Federal securities regulators moved Tuesday to require companies to provide far greater detail about their executives’ pay packages and perks in an effort to bring more transparency to an area that has provoked investor and public anger.
The five members of the Securities and Exchange Commission voted unanimously at a public meeting to propose the plan, which would make the biggest changes in rules governing disclosure of executives’ compensation since 1992. The proposal will be opened to a 60-day public comment period and could be formally adopted by the SEC sometime afterward, possibly in time to take effect for the spring annual-meeting season next year.
Companies for the first time would be required to furnish tables in annual filings showing the total yearly compensation for their chairman, chief financial officer and the next three highest-paid executives. The true costs to the bottom line of their pay packages, including stock options, would have to be spelled out.
“This information is information that shareholders have a right to know,” Commissioner Cynthia Glassman said before the vote.
Also under the SEC proposal:
- The level at which total executive perks must be detailed would be reduced from $50,000 to $10,000.
- New disclosure tables for executives’ retirement benefits and the compensation of company directors would be required.
- Companies would be required to explain the objectives behind their executives’ compensation. Companies’ annual filings would have to include sections written in plain English on executive pay.
Recent academic studies have shown dizzying leaps in top executives’ salaries, bonuses and stock benefits in recent years, as well as big increases in executive compensation as a percentage of company earnings — money that otherwise would go to shareholders. At the same time, critics of corporate conduct underline what they see as a disconnect between company officials’ pay and performance.
With the pay gap between employees and bosses widening enormously, Commissioner Roel Campos said, investors may ask whether “payment for performance has been replaced by payment for pulse.”
SEC Chairman Christopher Cox, who has made fuller disclosure a high priority since taking the agency helm last August said, “Simply put, our rules are out of date.”
Still, some critics of corporate conduct don’t believe fuller disclosure of compensation goes far enough because it won’t rein in runaway pay and may even create competitive pressure among companies that will push it up.

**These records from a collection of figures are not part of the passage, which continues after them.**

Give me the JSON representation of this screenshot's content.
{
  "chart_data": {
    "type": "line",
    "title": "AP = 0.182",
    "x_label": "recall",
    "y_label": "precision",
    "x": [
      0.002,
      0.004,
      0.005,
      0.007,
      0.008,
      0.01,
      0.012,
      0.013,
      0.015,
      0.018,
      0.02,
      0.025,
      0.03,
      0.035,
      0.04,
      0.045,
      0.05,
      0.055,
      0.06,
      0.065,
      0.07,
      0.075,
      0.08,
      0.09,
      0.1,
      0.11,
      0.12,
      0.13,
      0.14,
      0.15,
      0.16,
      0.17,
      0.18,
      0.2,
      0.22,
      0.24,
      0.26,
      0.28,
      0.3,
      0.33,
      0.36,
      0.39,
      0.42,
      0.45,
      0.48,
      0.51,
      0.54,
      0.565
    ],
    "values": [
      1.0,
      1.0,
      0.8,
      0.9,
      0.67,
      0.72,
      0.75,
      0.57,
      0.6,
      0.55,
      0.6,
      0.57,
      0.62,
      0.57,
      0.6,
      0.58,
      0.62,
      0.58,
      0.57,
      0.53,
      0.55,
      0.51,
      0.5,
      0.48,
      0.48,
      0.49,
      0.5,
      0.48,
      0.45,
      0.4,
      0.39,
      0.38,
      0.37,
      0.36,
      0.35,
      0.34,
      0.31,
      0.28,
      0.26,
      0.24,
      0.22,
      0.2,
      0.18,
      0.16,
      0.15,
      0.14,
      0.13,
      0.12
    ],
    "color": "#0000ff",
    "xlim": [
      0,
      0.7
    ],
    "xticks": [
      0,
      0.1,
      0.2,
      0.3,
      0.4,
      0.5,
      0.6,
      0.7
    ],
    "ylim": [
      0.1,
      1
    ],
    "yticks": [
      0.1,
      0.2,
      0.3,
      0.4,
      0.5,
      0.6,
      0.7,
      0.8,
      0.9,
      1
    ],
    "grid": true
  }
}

Even after the corporate scandals of 2002, as some companies continued to lavish on their executives extravagant pay packages with scant justification — and often tied to short-term leaps in stock prices — the SEC began in 2004 to consider tightened disclosure requirements for compensation.
In one high-profile case, the SEC said in September 2004 that General Electric Co. violated the law by failing to fully disclose to investors the millions of dollars in perks enjoyed by its retired chief executive Jack Welch, one of Wall Street’s most admired CEOs. They included unlimited personal use of GE’s planes, exclusive use of an $11 million apartment in New York City, a chauffeured limousine, a leased Mercedes, office space, financial services, bodyguard security and security systems for Welch’s homes.
The SEC did not fine GE in the settlement but won a promise from the company to fully disclose such benefits in the future. The agency also has brought cases involving disclosure of compensation against Tyson Foods Inc. and The Walt Disney Co.